Третье проявление пограничной сущности краба связано с тем, о чем мы говорили в начале главы: он живет на границе двух миров. Хотя черные курильщики существуют в современном океане, химический состав которого отличается от того, что был миллиарды лет назад, а сами курильщики не особенно стары (подобно японским деревянным храмам они постоянно обновляются), они могут служить знаком, отмечающим место, где жизнь возникла из небытия.

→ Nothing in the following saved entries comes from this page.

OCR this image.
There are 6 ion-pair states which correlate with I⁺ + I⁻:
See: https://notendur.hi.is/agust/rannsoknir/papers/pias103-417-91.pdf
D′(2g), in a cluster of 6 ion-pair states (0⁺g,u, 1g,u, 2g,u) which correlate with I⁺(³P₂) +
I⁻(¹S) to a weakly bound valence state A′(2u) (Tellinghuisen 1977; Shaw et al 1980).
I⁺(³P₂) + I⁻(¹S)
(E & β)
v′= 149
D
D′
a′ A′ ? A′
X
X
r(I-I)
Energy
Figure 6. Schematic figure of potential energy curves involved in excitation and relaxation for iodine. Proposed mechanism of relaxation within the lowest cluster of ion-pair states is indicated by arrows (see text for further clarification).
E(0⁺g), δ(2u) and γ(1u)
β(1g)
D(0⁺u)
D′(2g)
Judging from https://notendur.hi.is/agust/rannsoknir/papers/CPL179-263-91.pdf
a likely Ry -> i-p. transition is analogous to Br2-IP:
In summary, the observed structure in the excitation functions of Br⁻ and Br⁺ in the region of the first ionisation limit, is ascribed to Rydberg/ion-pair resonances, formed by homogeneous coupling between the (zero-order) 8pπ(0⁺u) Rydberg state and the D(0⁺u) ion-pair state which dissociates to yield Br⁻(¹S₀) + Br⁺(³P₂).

Мифы о сотворении мира удивительно разнообразны. Многие из них запутанны и полны насилия, но есть относительно простые и добрые. Легенды айнов в Японии рассказывают о том, как творец ниспослал трясогузку: пролетая над океаном, она расплескала крыльями участки воды по сторонам, нащупала под ногами ил, похлопала по нему хвостом, и он затвердел. Так появились острова, на которых живут айны. Согласно китайской традиции горы, реки, деревья и трава – части тела первого существа, Паньгу, упавшего в изнеможении, после того как отделил небо от земли. Народ манде на Мали верит, что творец попытался создать жизнь из семени крепкой и колючей акации, но ему это не удалось. Тогда ему пришлось начать свой труд сначала, только на этот раз он использовал четыре пары семян травы с противоположными свойствами, своего рода инь и ян Западной Африки. А американские индейцы на северо-западном побережье Тихого океана рассказывают о том, как Ворон спарился с гигантским двустворчатым моллюском. Через девять месяцев Ворон услышал исходящие из-под панциря голоса, открыл раковину и увидел миниатюрных мужчин. Позже под панцирем хитонома, другого моллюска, он обнаружил подруг для мужчин, и ему очень понравилось наблюдать за их общением.